Equally well depicted were his observations on society’s increasing obsession with technology and social media, with the amount of time people spend looking at the screens of their mobile devices rather than engaging face to face with each other, or with the landscape surrounding them. How much does this level of detachment contribute to a lack of empathy, as well as a reduced awareness of the impact our behaviour has on other people?
I really appreciated Roy Freirich’s eloquent use of language to create such a compelling story, one which featured not only a cast of vivid, memorable characters, but also many highly-evocative descriptions of the island background against which the drama was being played out. I’m sure that his vast experience as a screenwriter contributed to this being a very visual story, but for me its real strength lies in the fact that it is so multi-layered, encompasses such a wide range of themes (guilt, regret, the search for redemption, post-traumatic stress, scapegoating, mob-rule – to name just a few!) and is so reflectively insightful.
I think it must by now be apparent that, from start to finish, I felt totally caught up in this powerful story, reluctant to put it down, even when that ran the risk of not sleeping!

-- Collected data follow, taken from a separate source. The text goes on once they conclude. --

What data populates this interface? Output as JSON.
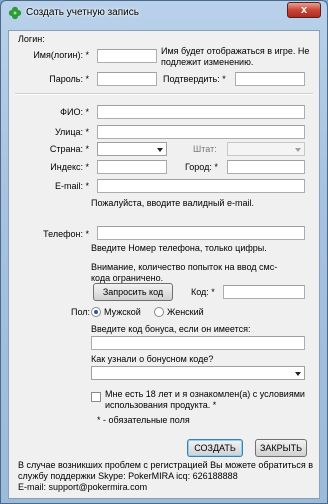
{
  "window": {
    "title": "Создать учетную запись",
    "close_glyph": "x"
  },
  "login": {
    "section_label": "Логин:",
    "name_label": "Имя(логин): *",
    "name_hint": "Имя будет отображаться в игре. Не подлежит изменению.",
    "password_label": "Пароль: *",
    "confirm_label": "Подтвердить: *"
  },
  "personal": {
    "fio_label": "ФИО: *",
    "street_label": "Улица: *",
    "country_label": "Страна: *",
    "state_label": "Штат:",
    "zip_label": "Индекс: *",
    "city_label": "Город: *",
    "email_label": "E-mail: *",
    "email_hint": "Пожалуйста, вводите валидный e-mail."
  },
  "phone": {
    "label": "Телефон: *",
    "hint": "Введите Номер телефона, только цифры.",
    "warning": "Внимание, количество попыток на ввод смс-кода ограничено.",
    "request_button": "Запросить код",
    "code_label": "Код: *"
  },
  "gender": {
    "label": "Пол:",
    "male": "Мужской",
    "female": "Женский",
    "selected": "male"
  },
  "bonus": {
    "label": "Введите код бонуса, если он имеется:",
    "source_label": "Как узнали о бонусном коде?"
  },
  "terms": {
    "checkbox_text": "Мне есть  18 лет и я ознакомлен(а) с условиями использования продукта. *",
    "required_note": "* - обязательные поля"
  },
  "actions": {
    "create": "СОЗДАТЬ",
    "close": "ЗАКРЫТЬ"
  },
  "footer": {
    "support_text": "В случае возникших проблем с регистрацией Вы можете обратиться в службу поддержки Skype: PokerMIRA icq: 626188888",
    "email_text": "E-mail: support@pokermira.com"
  },
  "colors": {
    "accent_icon": "#2e9a3a",
    "close_button": "#c8463a"
  }
}
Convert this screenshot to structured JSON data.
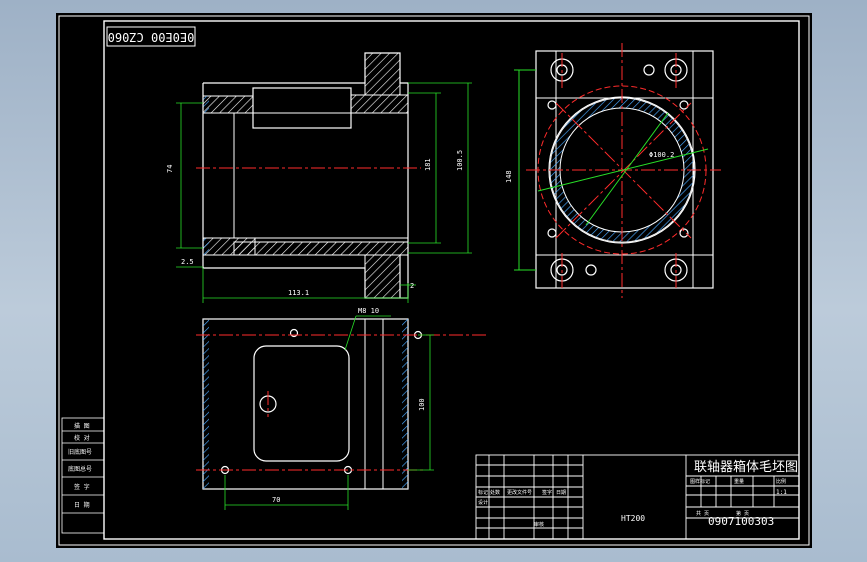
{
  "drawing": {
    "drawing_code_rotated": "0E0E00 CZ060",
    "title": "联轴器箱体毛坯图",
    "material": "HT200",
    "drawing_number": "0907100303",
    "scale": "1:1"
  },
  "dims": {
    "total_length": "113.1",
    "left_step": "2.5",
    "right_step": "2",
    "inner_dia": "74",
    "outer_dia": "100.5",
    "right_dia": "181",
    "flange_dia": "148",
    "bolt_circle": "Φ100.2",
    "slot": "M8 10",
    "hole_spacing": "70",
    "side_height": "100"
  },
  "titleblock": {
    "left_rows": [
      "描 图",
      "校 对",
      "旧底图号",
      "底图总号",
      "签 字",
      "日 期"
    ],
    "row_a": [
      "标记",
      "处数",
      "更改文件号",
      "签字",
      "日期"
    ],
    "row_b": [
      "设计"
    ],
    "row_c": [
      "审核"
    ],
    "right_header": [
      "图样标记",
      "重量",
      "比例"
    ],
    "right_labels": [
      "共 页",
      "第 页"
    ]
  }
}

So, my recommendation that you should read it for yourself to discover just how good it is, must also come with a warning … that there won’t be much chance of sleep whilst reading it as you won’t want to put it down, but that there will be a very real chance of insomnia afterwards … because you won’t be able to stop thinking about it!
With many thanks to Meerkat Press for allowing me to read this memorable novel in exchange for an honest review.